According to Indian mythology, an avatar is sent to the earth every thousand years, and at other times when there are special difficulties. Buddha was one. India today is full of rumors that a new avatar has been born, that he’s only a boy at present, but when he comes to maturity, he will step forth and be a new savior, a new avatar. If we take this literally, we will probably be disappointed. They come and they go. But in an interior sense, it’s possible. A point of intersection between our time-bound world and eternity exists for us, and that’s salvation. I’m fascinated with this promise of a return — the once and future king. It’s a glorious promise that can give us hope.
The British philosopher Owen Barfield said something that still reverberates in my mind every day. He said, “Literalism is idolatry.” If you take the inner world literally into our time-space world, you lose it.

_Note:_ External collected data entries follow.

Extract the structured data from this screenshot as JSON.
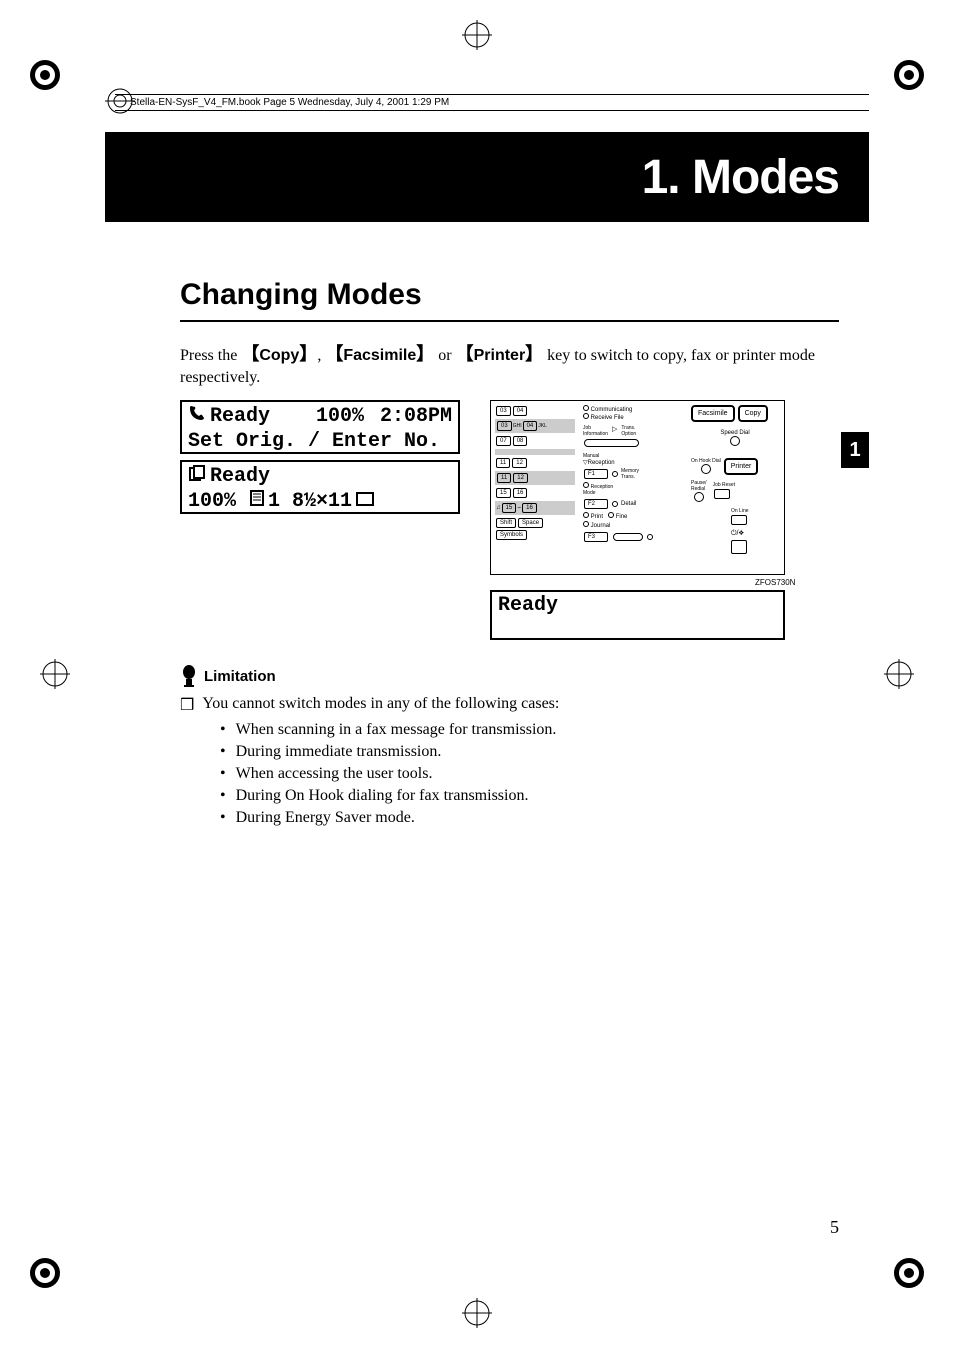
{
  "header_note": "Stella-EN-SysF_V4_FM.book  Page 5  Wednesday, July 4, 2001  1:29 PM",
  "chapter_title": "1. Modes",
  "section_title": "Changing Modes",
  "para1_pre": "Press the ",
  "key1": "Copy",
  "para1_mid1": ", ",
  "key2": "Facsimile",
  "para1_mid2": " or ",
  "key3": "Printer",
  "para1_post": " key to switch to copy, fax or printer mode respectively.",
  "lcd1_line1_a": "Ready",
  "lcd1_line1_b": "100%",
  "lcd1_line1_c": "2:08PM",
  "lcd1_line2": "Set Orig. / Enter No.",
  "lcd2_line1": "Ready",
  "lcd2_line2_a": "100%",
  "lcd2_line2_b": "1",
  "lcd2_line2_c": "8½×11",
  "ready_text": "Ready",
  "diagram_code": "ZFOS730N",
  "ctrl": {
    "communicating": "Communicating",
    "receive_file": "Receive File",
    "facsimile": "Facsimile",
    "copy": "Copy",
    "job_info": "Job\nInformation",
    "trans_option": "Trans.\nOption",
    "speed_dial": "Speed Dial",
    "manual": "Manual",
    "reception": "Reception",
    "memory_trans": "Memory\nTrans.",
    "onhook": "On Hook Dial",
    "printer": "Printer",
    "reception_mode": "Reception\nMode",
    "job_reset": "Job Reset",
    "detail": "Detail",
    "pause_redial": "Pause/\nRedial",
    "online": "On Line",
    "print": "Print",
    "journal": "Journal",
    "fine": "Fine",
    "shift": "Shift",
    "space": "Space",
    "symbols": "Symbols",
    "b03": "03",
    "b04": "04",
    "b07": "07",
    "b08": "08",
    "b11": "11",
    "b12": "12",
    "b15": "15",
    "b16": "16",
    "r03": "03",
    "r04": "04",
    "r11": "11",
    "r12": "12",
    "r15": "15",
    "r16": "16",
    "ghi": "GHI",
    "jkl": "JKL",
    "f1": "F1",
    "f2": "F2",
    "f3": "F3"
  },
  "limitation_label": "Limitation",
  "limitation_intro": "You cannot switch modes in any of the following cases:",
  "bullets": [
    "When scanning in a fax message for transmission.",
    "During immediate transmission.",
    "When accessing the user tools.",
    "During On Hook dialing for fax transmission.",
    "During Energy Saver mode."
  ],
  "page_number": "5",
  "side_tab": "1"
}
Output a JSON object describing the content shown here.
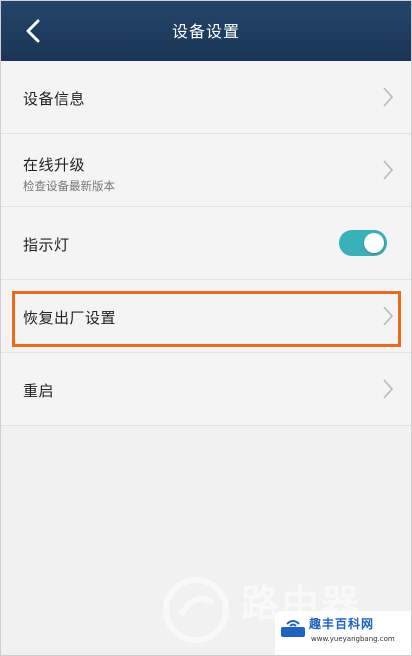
{
  "header": {
    "title": "设备设置"
  },
  "items": [
    {
      "label": "设备信息"
    },
    {
      "label": "在线升级",
      "subtitle": "检查设备最新版本"
    },
    {
      "label": "指示灯",
      "toggle_on": true
    },
    {
      "label": "恢复出厂设置"
    },
    {
      "label": "重启"
    }
  ],
  "colors": {
    "header": "#1f3d62",
    "toggle": "#38b1b8",
    "highlight": "#ec6a1d"
  },
  "watermark": {
    "text": "路由器",
    "site_name": "趣丰百科网",
    "site_url": "www.yueyangbang.com"
  }
}
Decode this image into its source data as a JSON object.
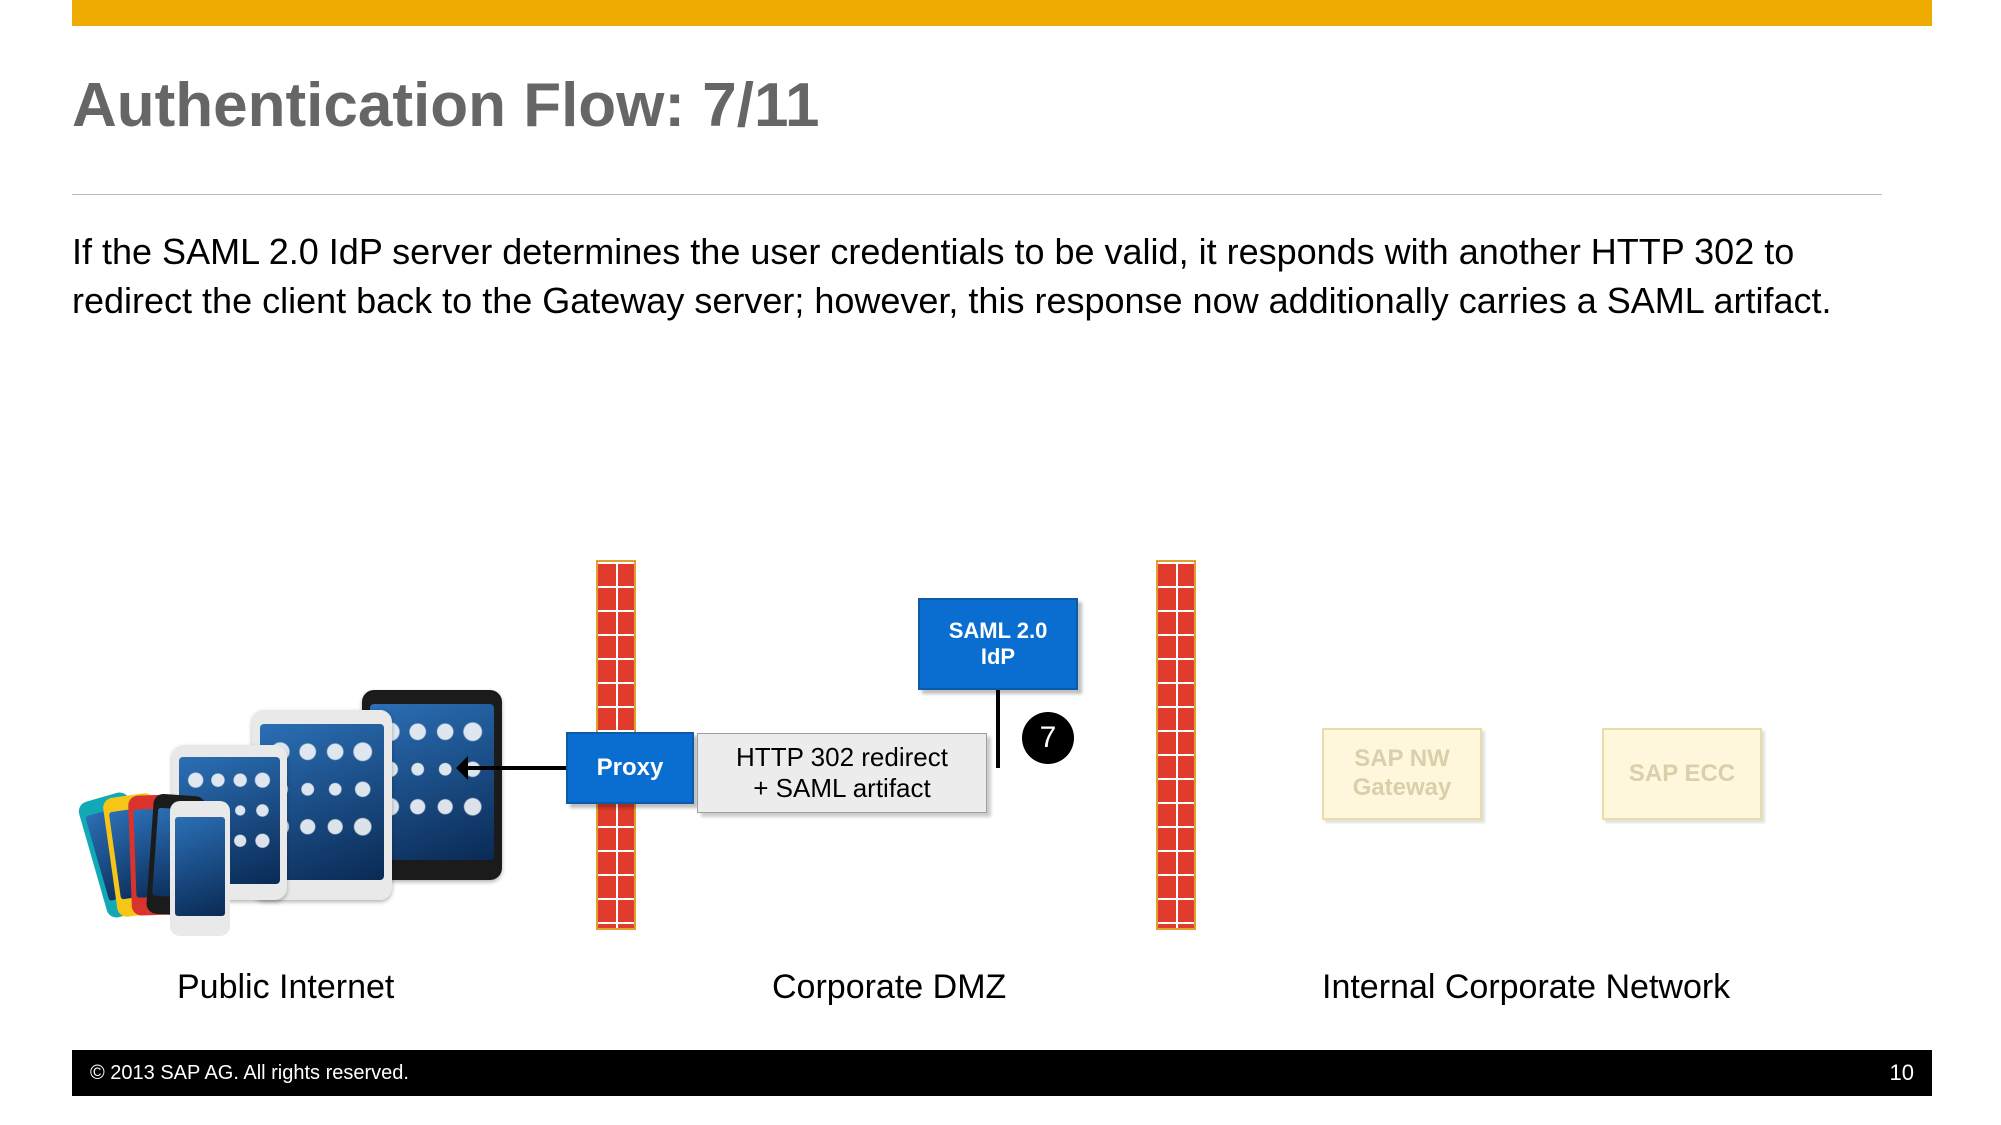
{
  "header": {
    "title": "Authentication Flow: 7/11"
  },
  "body": {
    "text": "If the SAML 2.0 IdP server determines the user credentials to be valid, it responds with another HTTP 302 to redirect the client back to the Gateway server; however, this response now additionally carries a SAML artifact."
  },
  "diagram": {
    "zones": {
      "public": "Public Internet",
      "dmz": "Corporate DMZ",
      "internal": "Internal Corporate Network"
    },
    "nodes": {
      "proxy": "Proxy",
      "idp_line1": "SAML 2.0",
      "idp_line2": "IdP",
      "nw_gateway_line1": "SAP NW",
      "nw_gateway_line2": "Gateway",
      "ecc": "SAP ECC"
    },
    "message": {
      "line1": "HTTP 302 redirect",
      "line2": "+ SAML artifact"
    },
    "step": "7"
  },
  "footer": {
    "copyright": "©  2013 SAP AG. All rights reserved.",
    "page": "10"
  }
}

Throughout my childhood and adolescence, I was in love with the church and devoted to it. But as I grew older, I became critical and left the church. I wouldn’t have anything to do with it. Later, I read a medieval text that made Christianity real for me again. It said that Christ is constantly being conceived, constantly being born in his stable, constantly confounding the elders, constantly being tried by Judas, constantly being crucified, constantly resurrecting, and, most wonderful of all, constantly in his second coming.
But when we take this story out of literalism and into the interior world, which has no time and no space, we have an immediate, living fact. If we take the full story of Christianity inwardly, as a timeless fact, these possibilities are available for us to touch when we’re ready, or perhaps even when we choose. The Second Coming is not just available to us; it is beating on our doors.
Envision the Second Coming as an inner reality that takes place on the eighth day of the week. Eight is a symbol of infinity, as you can see when you turn the eight (8) on its side. A Baptismal font has eight sides to indicate that when a child is baptized, he’s initiated into the eight-sided consciousness, eternity. In symbolism, there is nothing past eight. You’ve annihilated the cyclic nature and completed life.